Centrale Raad van Beroep

Datum uitspraak
23 oktober 2012
Publicatiedatum
5 april 2013
Zaaknummer
11/424 WWB, 11/425 WWB
Instantie
Centrale Raad van Beroep
Type
Uitspraak
Rechtsgebied
Bestuursrecht; Socialezekerheidsrecht
Procedures
  • Hoger beroep
Vindplaatsen
  • Rechtspraak.nl
AI samenvatting door LexboostAutomatisch gegenereerd

Afwijzing aanvraag bijzondere bijstand voor kosten van bankstel

In deze zaak gaat het om de afwijzing van een aanvraag voor bijzondere bijstand door appellanten, die bijstand ontvangen op basis van de Wet werk en bijstand. Appellanten hebben in april 2009 een aanvraag ingediend voor bijzondere bijstand voor de kosten van een bankstel ter waarde van € 500. Het college van burgemeester en wethouders van Rotterdam heeft deze aanvraag afgewezen, omdat de kosten volgens hen behoren tot de algemeen noodzakelijke kosten van het bestaan, die uit de uitkering of het inkomen moeten worden betaald. Appellanten hebben bezwaar gemaakt tegen deze afwijzing, maar het college heeft het besluit gehandhaafd.

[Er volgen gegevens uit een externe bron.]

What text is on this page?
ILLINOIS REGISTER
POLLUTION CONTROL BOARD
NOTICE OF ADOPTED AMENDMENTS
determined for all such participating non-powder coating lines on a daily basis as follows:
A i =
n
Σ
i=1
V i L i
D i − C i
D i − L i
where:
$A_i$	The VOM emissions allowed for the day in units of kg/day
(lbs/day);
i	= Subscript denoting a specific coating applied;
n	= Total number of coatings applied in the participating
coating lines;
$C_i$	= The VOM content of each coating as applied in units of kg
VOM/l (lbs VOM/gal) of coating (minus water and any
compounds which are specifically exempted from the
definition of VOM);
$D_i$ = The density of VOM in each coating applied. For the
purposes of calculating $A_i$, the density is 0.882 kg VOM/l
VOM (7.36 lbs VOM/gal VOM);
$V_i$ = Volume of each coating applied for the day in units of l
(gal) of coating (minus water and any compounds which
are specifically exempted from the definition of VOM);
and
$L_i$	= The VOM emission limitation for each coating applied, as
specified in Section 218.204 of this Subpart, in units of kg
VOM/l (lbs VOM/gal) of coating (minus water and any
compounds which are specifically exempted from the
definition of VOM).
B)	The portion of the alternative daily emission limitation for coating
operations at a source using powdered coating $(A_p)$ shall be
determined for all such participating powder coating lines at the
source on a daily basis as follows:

De rechtbank Rotterdam heeft het beroep van appellanten tegen het bestreden besluit ongegrond verklaard. Hierop hebben appellanten hoger beroep ingesteld, waarbij zij aanvoeren dat de kosten van vervanging van het oude bankstel voortvloeien uit bijzondere omstandigheden, zoals hun gezondheidstoestand en financiële situatie. Ze stellen dat het college onvoldoende onderzoek heeft gedaan naar deze omstandigheden.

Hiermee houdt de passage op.